Inviato da Daniela La Cava il Ven, 19/08/2011 - 11:25
Il settore tecnologico è in fermento. A Londra va in scena il rally di Autonomy, che sale di quasi il 75%, dopo che Hewlett-Packard (Hp) ha annunciato che l'acquisirà, mettendo sul piatto oltre 10 miliardi di dollari. L'annuncio è arrivato a meno di una settimana dall'offerta lanciata da Google su Motorola Mobility. E sono di oggi le indiscrezioni riportate da Bloomberg, secondo le quali Sage Group, uno dei maggiori produttori di software in Gran Bretagna, sarebbe vicino all'acquisizione dell'australiana MYOB Pty Ltd. Il deal potrebbe essere annunciato già oggi e MYOB potrebbe ricevere circa 1,3 miliardi di dollari australiani.
Un tono positivo che contagia l'intero settore tecnologico europeo. Lo dimostra l'andamento dello Stoxx Europe 600 Technology, l'unico ad avere il segno più, che sale di circa l'1,75%.

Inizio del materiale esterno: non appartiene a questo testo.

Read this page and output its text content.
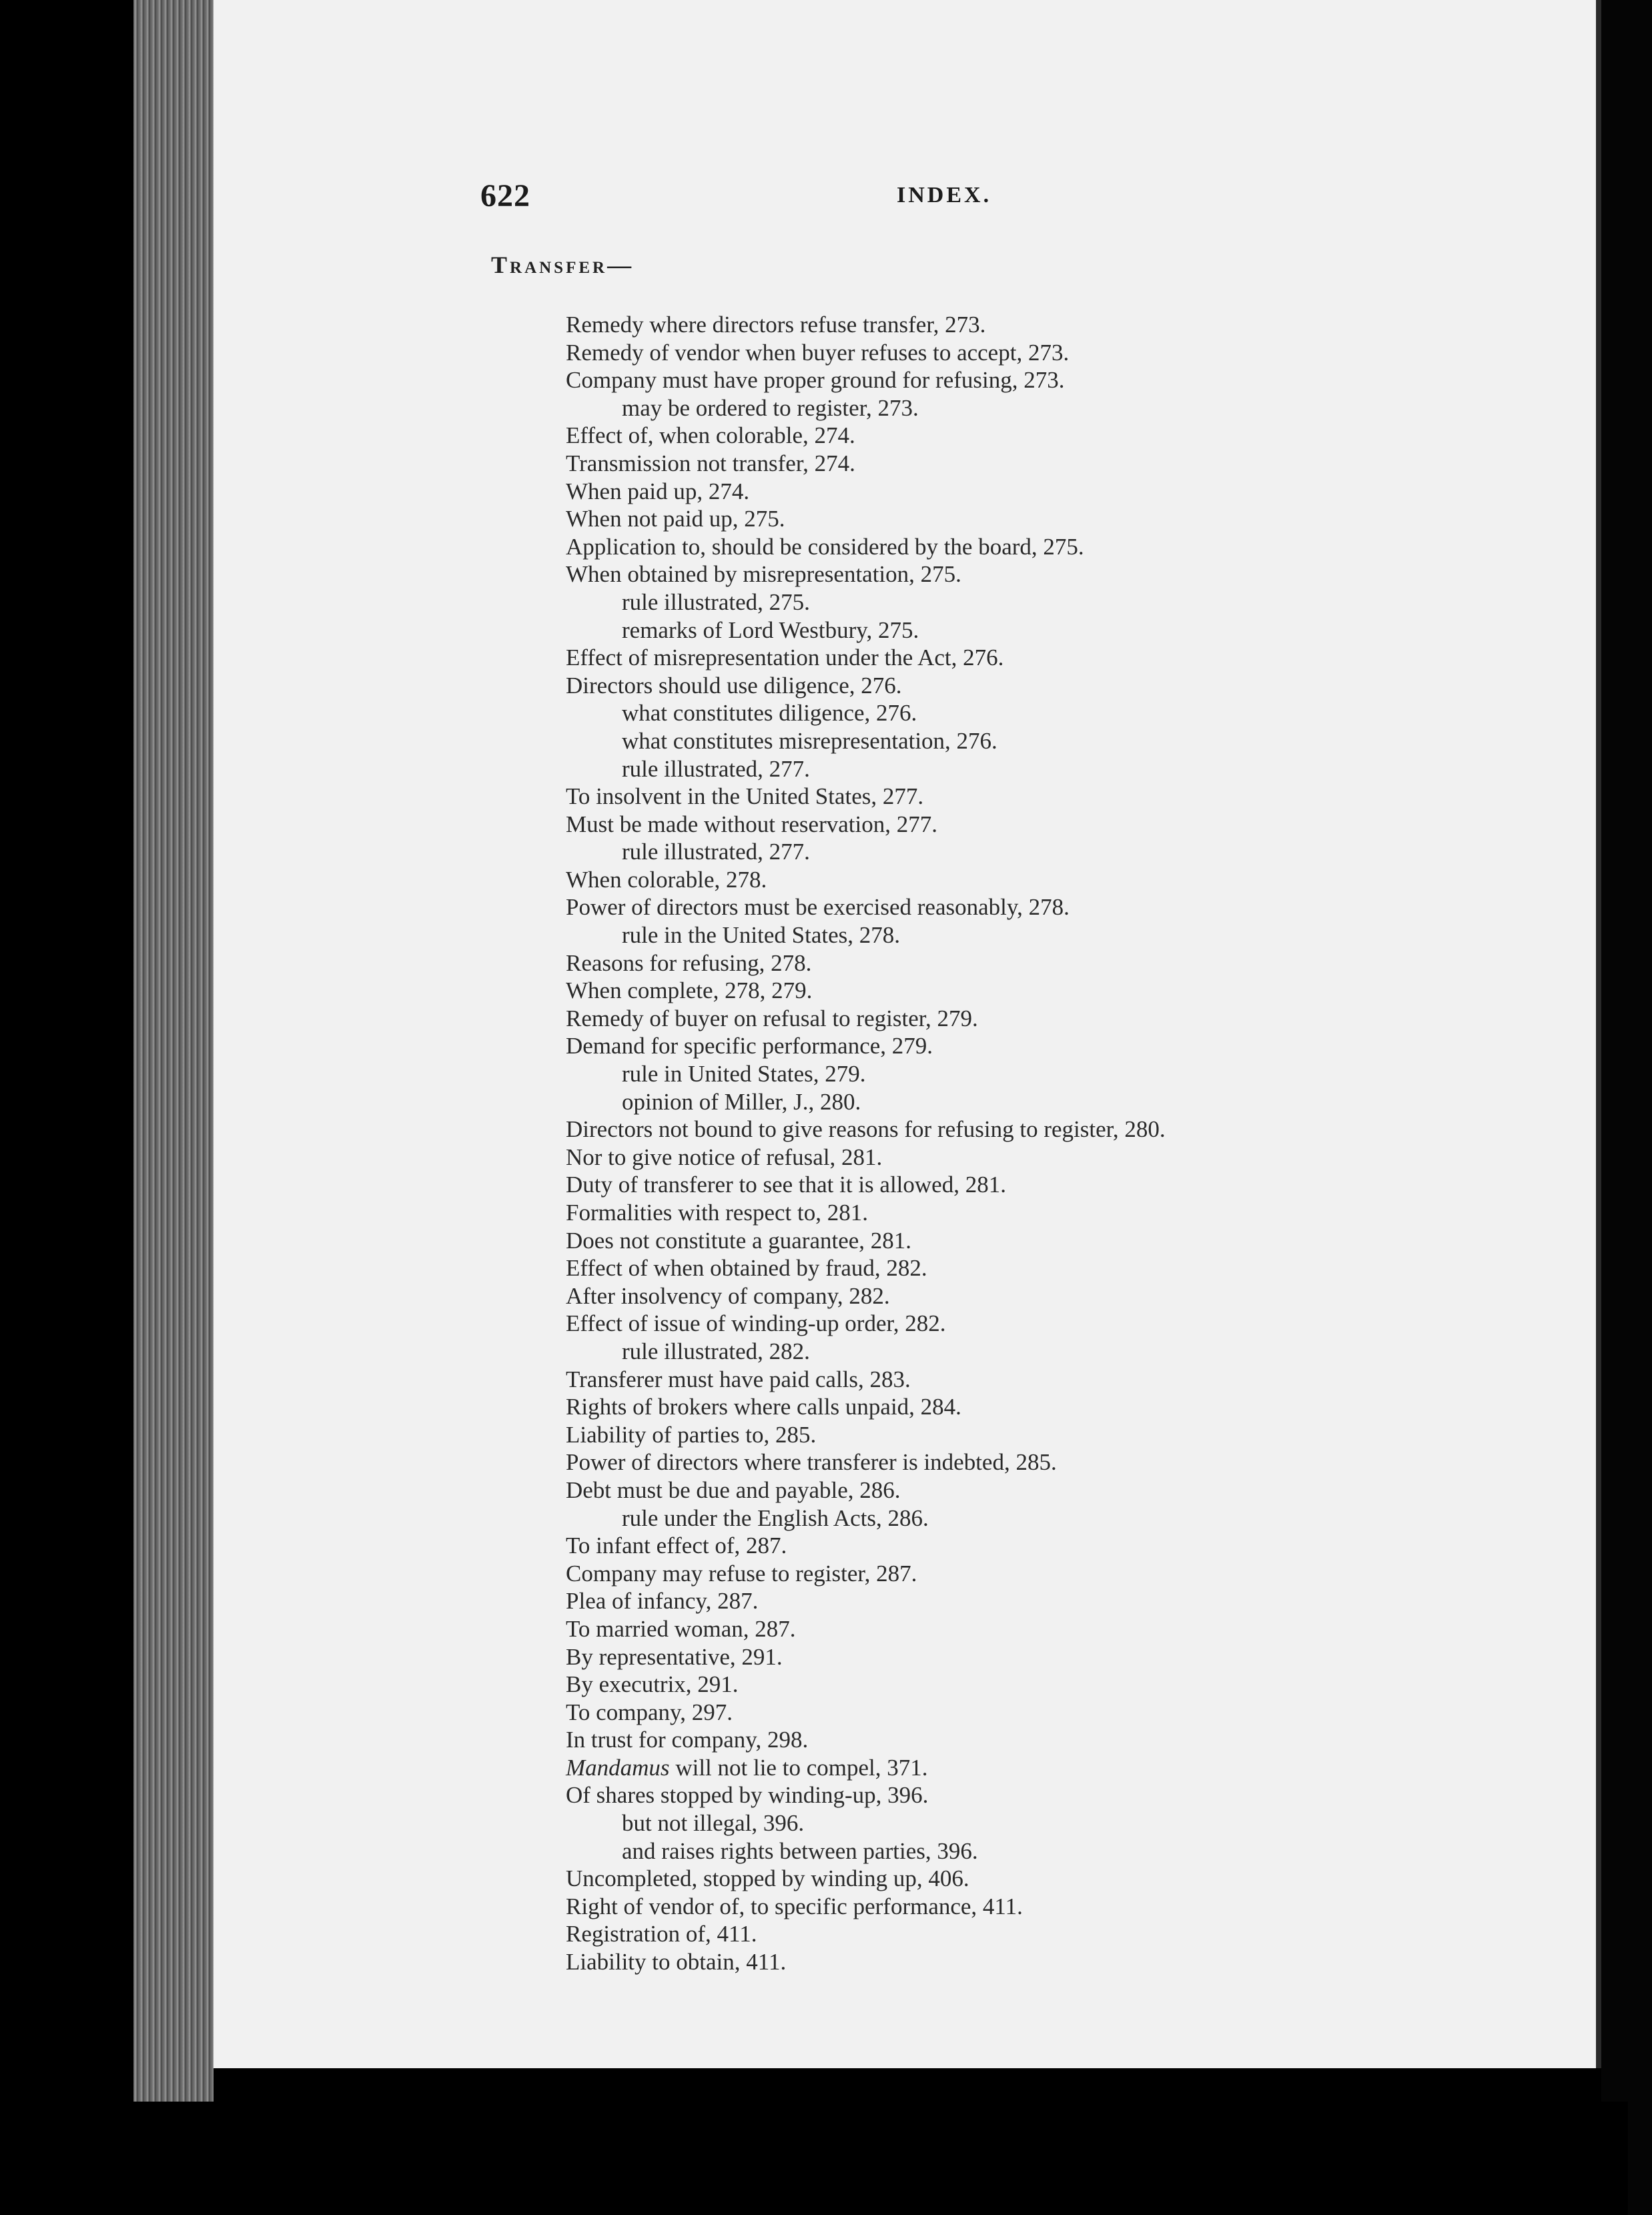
622	INDEX.
Transfer—
Remedy where directors refuse transfer, 273.
Remedy of vendor when buyer refuses to accept, 273.
Company must have proper ground for refusing, 273.
may be ordered to register, 273.
Effect of, when colorable, 274.
Transmission not transfer, 274.
When paid up, 274.
When not paid up, 275.
Application to, should be considered by the board, 275.
When obtained by misrepresentation, 275.
rule illustrated, 275.
remarks of Lord Westbury, 275.
Effect of misrepresentation under the Act, 276.
Directors should use diligence, 276.
what constitutes diligence, 276.
what constitutes misrepresentation, 276.
rule illustrated, 277.
To insolvent in the United States, 277.
Must be made without reservation, 277.
rule illustrated, 277.
When colorable, 278.
Power of directors must be exercised reasonably, 278.
rule in the United States, 278.
Reasons for refusing, 278.
When complete, 278, 279.
Remedy of buyer on refusal to register, 279.
Demand for specific performance, 279.
rule in United States, 279.
opinion of Miller, J., 280.
Directors not bound to give reasons for refusing to register, 280.
Nor to give notice of refusal, 281.
Duty of transferer to see that it is allowed, 281.
Formalities with respect to, 281.
Does not constitute a guarantee, 281.
Effect of when obtained by fraud, 282.
After insolvency of company, 282.
Effect of issue of winding-up order, 282.
rule illustrated, 282.
Transferer must have paid calls, 283.
Rights of brokers where calls unpaid, 284.
Liability of parties to, 285.
Power of directors where transferer is indebted, 285.
Debt must be due and payable, 286.
rule under the English Acts, 286.
To infant effect of, 287.
Company may refuse to register, 287.
Plea of infancy, 287.
To married woman, 287.
By representative, 291.
By executrix, 291.
To company, 297.
In trust for company, 298.
Mandamus will not lie to compel, 371.
Of shares stopped by winding-up, 396.
but not illegal, 396.
and raises rights between parties, 396.
Uncompleted, stopped by winding up, 406.
Right of vendor of, to specific performance, 411.
Registration of, 411.
Liability to obtain, 411.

Ieri è stata la giornata di Hp che, oltre all'acquisto della società britannica, ha fatto sapere che sta valutando l'ipotesi di procedere allo scorporo della sua divisione di personal computer. L'uscita dal comparto dei pc è una strategia che sta a cuore all'amministratore delegato, Leo Apotheker, arrivato in Hp meno di un anno fa dalla tedesca Sap. Apotheker ha preso il posto del dimissionario Mark Hurd, coinvolto in uno scandalo. L'intento dell'a.d. è quello di specializzarsi nel mondo dei software e nel cloud. Ma gli annunci in arrivo dal quartier generale di Palo Alto non terminano qui. Il big dei pc la società ha comunicato la sua volontà di abbandonare tutte le attività sul fronte WebOs.

Ieri la multinazionale tecnologica californiana ha comunicato anche i conti del terzo trimestre fiscale, archiviato con un utile netto balzato del 9% a 1,9 miliardi di dollari, mentre il giro d'affari ha segnato un rialzo dell'1% a 31,2 miliardi. Conti in crescita, ma oscurati dalle deludenti indicazioni per il trimestre in corso. Hp si attende infatti ricavi compresi tra 32,1-32,5 miliardi e un Eps tra 1,12-1,16 per azione. Il mercato pronostica vendite per 34 miliardi e utili a 1,31 per azione.